Federal judge rules Pennsylvania school district must allow After School Satan Club
A school district in Pennsylvania must allow students to convene an After School Satan Club, a federal judge ruled on Monday.
“In a victory for free speech and religious freedom, a federal court has ruled that the Saucon Valley School District must allow the After School Satan Club to meet in district facilities,” the American Civil Liberties Union (ACLU) announced.
In a Monday filing, issued in the U.S. District Court for the Eastern District of Pennsylvania and shared by the ACLU, a judge found that “here, although The Satanic Temple, Inc.’s objectors may challenge the sanctity of this controversially named organization, the sanctity of the First Amendment’s protections must prevail.”
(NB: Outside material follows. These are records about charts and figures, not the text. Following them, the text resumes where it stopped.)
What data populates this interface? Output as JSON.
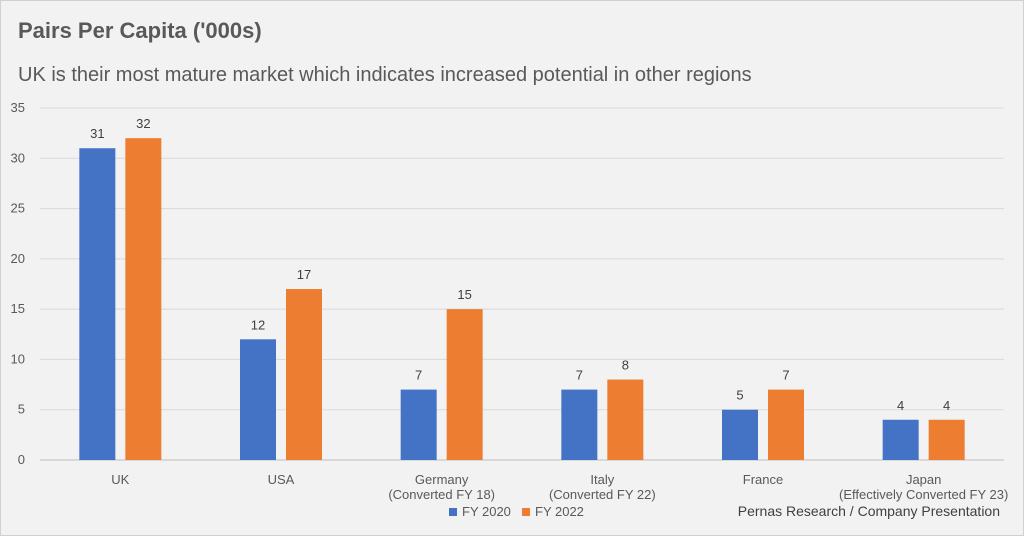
{
  "title": "Pairs Per Capita ('000s)",
  "subtitle": "UK is their most mature market which indicates increased potential in other regions",
  "source": "Pernas Research / Company Presentation",
  "colors": {
    "fy2020": "#4472c4",
    "fy2022": "#ed7d31",
    "grid": "#d9d9d9",
    "axis": "#bfbfbf"
  },
  "chart_data": {
    "type": "bar",
    "categories": [
      [
        "UK"
      ],
      [
        "USA"
      ],
      [
        "Germany",
        "(Converted FY 18)"
      ],
      [
        "Italy",
        "(Converted FY 22)"
      ],
      [
        "France"
      ],
      [
        "Japan",
        "(Effectively Converted FY 23)"
      ]
    ],
    "series": [
      {
        "name": "FY 2020",
        "values": [
          31,
          12,
          7,
          7,
          5,
          4
        ]
      },
      {
        "name": "FY 2022",
        "values": [
          32,
          17,
          15,
          8,
          7,
          4
        ]
      }
    ],
    "title": "Pairs Per Capita ('000s)",
    "ylim": [
      0,
      35
    ],
    "yticks": [
      0,
      5,
      10,
      15,
      20,
      25,
      30,
      35
    ],
    "grid": true,
    "legend": "bottom"
  }
}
The school district must allow the After School Satan Club, which is sponsored by The Satanic Temple, to meet during the school year on three previously agreed-upon dates, but it won’t have to distribute permission slips for the club for students to take home, according to the filing.
The national ACLU, the ACLU of Pennsylvania and Dechert LLP filed the suit against the school district on behalf of The Satanic Temple in March, arguing the district violated the First Amendment by prohibiting the club from meeting in the district’s facilities.
The district argued that it prohibited the club because permission slips didn’t make it clear that the club wasn’t district-sponsored.
“When confronted with a challenge to free speech, the government’s first instinct must be to forward expression rather than quash it. Particularly when the content is controversial or inconvenient. Nothing less is consistent with the expressed purpose of American government to secure the core, innate rights of its people,” Judge John M. Gallagher wrote in the Monday ruling.
An After School Satan Club was allowed to meet earlier this year in Virginia following a similar controversy that made headlines.